Wire, the new communications app backed by Skype co-founder Janus Friss, debuted to much fanfare this week. But mere days later, the app is already embroiled in controversy after an answer in its user FAQ oversold the company's security chops.
Wire uses end-to-end encryption for its voice calls, which should make it nearly impossible for anyone to eavesdrop depending on how the encryption was implemented. Hurrah!
But Wire can also be used for sharing photos, links, and text—all of which does not use end-to-end encryption. Instead, text and media are encrypted between a device and Wire’s servers, meaning the company could theoretically decrypt any message passing through its data center.
That deficit prompted noted security researcher known online as The Grugq to warn people against using Wire. “New messenger @wire DOES NOT encrypt messages or media end to end. It is not safe, do not use,” he wrote on Twitter.
The story behind the story: In this post-Snowden age where privacy is top of mind, encryption is a big feature that many tech companies are trying to build into their products. Even Google and Yahoo are working on end-to-end encryption for their email products.
Much ado about FAQ
The failure to use end-to-end encryption for text and media is not unusual. Ars Technica reported in May 2013 that Microsoft was doing something similar with Skype.
But Wire may also have been misleading its users. The new service’s FAQ section used to feature an explanation about who can see the messages you send using Wire, according to a report by Motherboard. The now-pulled FAQ reportedly stated that “your messages and conversation history can only been seen by you and the people in those conversations.”
If Wire has the ability to decrypt and read your messages (regardless of whether it actually uses that power) then clearly more people than just you and your pals can read your conversation.

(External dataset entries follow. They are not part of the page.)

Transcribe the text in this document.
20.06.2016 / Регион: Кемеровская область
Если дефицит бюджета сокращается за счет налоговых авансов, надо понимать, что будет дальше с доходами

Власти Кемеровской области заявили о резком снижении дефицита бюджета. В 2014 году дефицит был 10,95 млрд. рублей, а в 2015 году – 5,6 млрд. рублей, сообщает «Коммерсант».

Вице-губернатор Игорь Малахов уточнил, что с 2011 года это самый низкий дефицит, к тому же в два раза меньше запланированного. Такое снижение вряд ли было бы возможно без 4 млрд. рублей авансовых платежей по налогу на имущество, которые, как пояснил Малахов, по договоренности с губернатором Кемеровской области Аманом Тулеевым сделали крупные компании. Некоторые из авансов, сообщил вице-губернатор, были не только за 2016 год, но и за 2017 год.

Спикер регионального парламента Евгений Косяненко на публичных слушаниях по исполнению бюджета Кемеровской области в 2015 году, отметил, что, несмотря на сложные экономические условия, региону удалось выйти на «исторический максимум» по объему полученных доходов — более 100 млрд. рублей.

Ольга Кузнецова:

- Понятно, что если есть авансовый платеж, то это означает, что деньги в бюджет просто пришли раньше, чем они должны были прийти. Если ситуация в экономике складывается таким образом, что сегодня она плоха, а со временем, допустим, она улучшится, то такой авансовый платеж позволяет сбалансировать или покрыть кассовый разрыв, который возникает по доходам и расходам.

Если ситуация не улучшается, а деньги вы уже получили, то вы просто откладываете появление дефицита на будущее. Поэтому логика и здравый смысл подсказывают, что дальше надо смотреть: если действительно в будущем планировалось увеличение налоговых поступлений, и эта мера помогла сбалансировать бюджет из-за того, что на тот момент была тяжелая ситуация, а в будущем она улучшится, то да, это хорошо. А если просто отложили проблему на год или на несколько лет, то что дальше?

Shortly after Motherboard contacted Wire that FAQ question was pulled. The site now has a similar question that asks, “who can see my messages on Wire?” The response: “Your messages and conversation history are not public. They are only displayed in the conversations in which you posted them.”
It’s not clear why Wire isn’t encrypting messages and media. Perhaps it’s a cost issue for a new, free service. There’s also a chance Wire has Facebook-like dreams to make money off of advertising that caters to a user’s interests. The latter may not be the case, as the company says it does not use “personal data or the content from your conversations for advertising or marketing purposes.”
Whatever the reason, if you’re concerned about keeping your text chats and shared photos and videos as private as possible then Wire probably isn’t the messaging solution for you.